Safyra Primadhyta, CNN Indonesia | Rabu, 27/09/2017 19:35 WIB
OJK Dalami Kasus Dugaan Penipuan Allianz OJK mengaku akan berkoordinasi dengan kepolisian terkait penetapan Eks Presiden Direktur Asuransi Alianz sebagai tersangka dalam pelanggaran UU Perlindungan Konsumen. (CNN Indonesia/Adhi Wicaksono)
Jakarta, CNN Indonesia -- Otoritas Jasa Keuangan (OJK) mengaku bakal berkoordinasi dengan kepolisian untuk mendapatkan penjelasan lebih lanjut terkait penetapan eks Direktur Utama PT Asuransi Allianz Life Indonesia Joachim Wessling dan Manajer Claim PT Asuransi Allianz Life Indonesia Yuliana Firmansyah sebagai tersangka dalam pelanggaran Undang-Undang Perlindungan Konsumen.

"Harus koordinasi dulu apa latar belakangnya sehingga ada keputusan itu," tutur Kepala Eksekutif Pengawas Industri Keuangan Non-Bank merangkap Anggota Dewan Komisioner OJK Riswinandi di Gedung Dewan Perwakilan Rakyat (DPR), Rabu (27/9).

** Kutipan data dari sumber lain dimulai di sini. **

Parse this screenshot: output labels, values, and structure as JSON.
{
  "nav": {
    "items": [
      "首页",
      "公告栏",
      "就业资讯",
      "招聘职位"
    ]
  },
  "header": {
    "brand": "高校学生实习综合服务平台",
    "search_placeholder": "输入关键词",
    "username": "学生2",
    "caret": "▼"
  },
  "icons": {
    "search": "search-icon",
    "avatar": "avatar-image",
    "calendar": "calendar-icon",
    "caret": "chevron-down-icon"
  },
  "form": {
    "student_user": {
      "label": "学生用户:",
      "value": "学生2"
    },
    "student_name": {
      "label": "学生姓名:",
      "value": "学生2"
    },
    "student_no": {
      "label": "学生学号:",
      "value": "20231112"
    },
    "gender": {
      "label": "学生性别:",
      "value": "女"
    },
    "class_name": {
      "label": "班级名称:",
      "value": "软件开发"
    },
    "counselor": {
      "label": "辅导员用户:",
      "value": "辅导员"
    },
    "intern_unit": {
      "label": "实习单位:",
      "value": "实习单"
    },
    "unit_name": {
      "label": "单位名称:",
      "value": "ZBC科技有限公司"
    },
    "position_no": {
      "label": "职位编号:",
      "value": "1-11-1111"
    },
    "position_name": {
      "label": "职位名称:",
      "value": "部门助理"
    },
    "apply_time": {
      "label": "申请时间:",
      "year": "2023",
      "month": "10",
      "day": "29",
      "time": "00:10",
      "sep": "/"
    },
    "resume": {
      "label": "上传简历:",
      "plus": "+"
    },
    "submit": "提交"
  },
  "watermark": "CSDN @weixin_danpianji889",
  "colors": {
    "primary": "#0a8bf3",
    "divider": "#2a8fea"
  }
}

Riswinandi mengungkapkan, pihaknya tak ingin gegabah dalam mengambil tindakan. Jika salah mengambil langkah, industri asuransi secara keseluruhan bisa mendapatkan efek negatif.


"Yang kami amankan adalah industri asuransinya, supaya masyarakat tetap percaya. Jangan sampai gara-gara (kasus Allianz) ini masyarakat tidak percaya," ujarnya.

Jika diperlukan, menurut dia, OJK bisa memanggil manejemen untuk mendapatkan klarifikasi.

Anggota OJK Bidang Edukasi dan Perlindungan Konsumen Tirta Segara menambahkan, OJK selama ini memang menerima berbagai pengaduan dari masyarakat terkait klaim asuransi.

Untuk itu, OJK akan terus meningkatkan edukasi kepada masyarakat sehingga masyarakat paham hak dan kewajibannya terkit produk maupun layanan jasa keuangan.

"Konsumen harus paham betul mengenai hak dan kewajibannya. Harus paham betul mengenai risiko", ujar Tirta.

Di saat bersamaan, OJK juga akan mengawasi perilaku pasar (market conduct) di ranah industri.

"Meski konsumen harus berusaha paham tetapi kami akan cek apakah usaha jasa keuangan menjelaskan hal- hal yang detail. Apakah itu ada perjanjian baku? Apakah (produk) dijelaskan dengan baik kepada konsumen?," ujarnya.

Secara terpisah, Anggota Komisi XI DPR Johnny G Plate menilai kasus Allianz hanya merupakan puncak gunung es. Dalam hal ini, pemegang polis masih banyak yang belum paham terkait produk asuransi.

"Biasanya pemegang polis yang penting hanya saya dapat polis berapa, bayar berapa, tanda tangan. Kalau terjadi gangguan kesehatan, tinggal klaim. Padahal, di situ ada syarat-syarat yang tidak diketahui secara lengkap oleh pemegang polis," ujarnya.

Dengan mencuatnya kasus ini, Johnny berharap OJK bisa meningkatkan edukasi kepada masyarakat.

Selain itu, OJK juga harus menjalankan fungsi pengawasan ke industri dengan lebih baik.

Misalnya, lanjut Johnny, apakah syarat penyertaan dokumen rekam medik untuk mengajukan klaim polis kesehatan sesuai dengan ketentuan? Apakah pemegang polis telah dijelaskan soal syarat tersebut.

"Tugas OJK adalah untuk melihat apakah syarat-syarat dalam polis betul atau tidak," ujarnya.